Science’s COVID-19 reporting is supported by the Pulitzer Center and the Heising-Simons Foundation.
Even as the United States ramped up coronavirus testing from about 100,000 per week in mid-March to more than 5 million per week in late July, the country fell further behind in stemming the spread of the virus. Now, diagnostics experts, public health officials, and epidemiologists are calling for a radical shift in testing strategy: away from diagnosing people who have symptoms or were exposed and toward screening whole populations using faster, cheaper, sometimes less accurate tests. By making it possible to identify and isolate infected individuals more quickly, proponents say, the shift would slow the virus’ spread, key to safely reopening schools, factories, and offices.

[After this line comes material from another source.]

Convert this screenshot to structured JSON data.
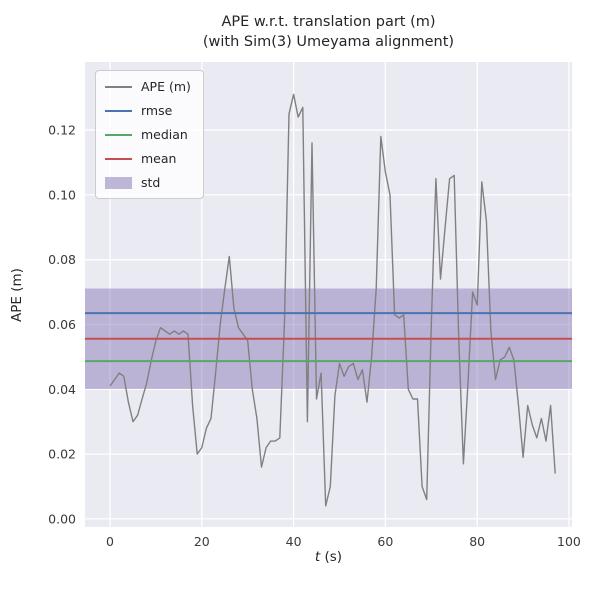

“America faces an impending disaster,” says Rajiv Shah, president of the Rockefeller Foundation. Testing, he says, needs to focus on “massively increasing availability of fast, inexpensive screening tests to identify asymptomatic Americans who carry the virus. Today, we are conducting too few of these types of tests.” Rebecca Smith, an epidemiologist at the University of Illinois, Urbana-Champaign (UIUC), agrees. To stop outbreaks from overwhelming communities, she says, “we need fast, frequent testing,” which could mean faster versions of existing RNA tests or new kinds of tests aimed at detecting viral proteins. But researchers say the federal government will need to provide major financial backing for the push.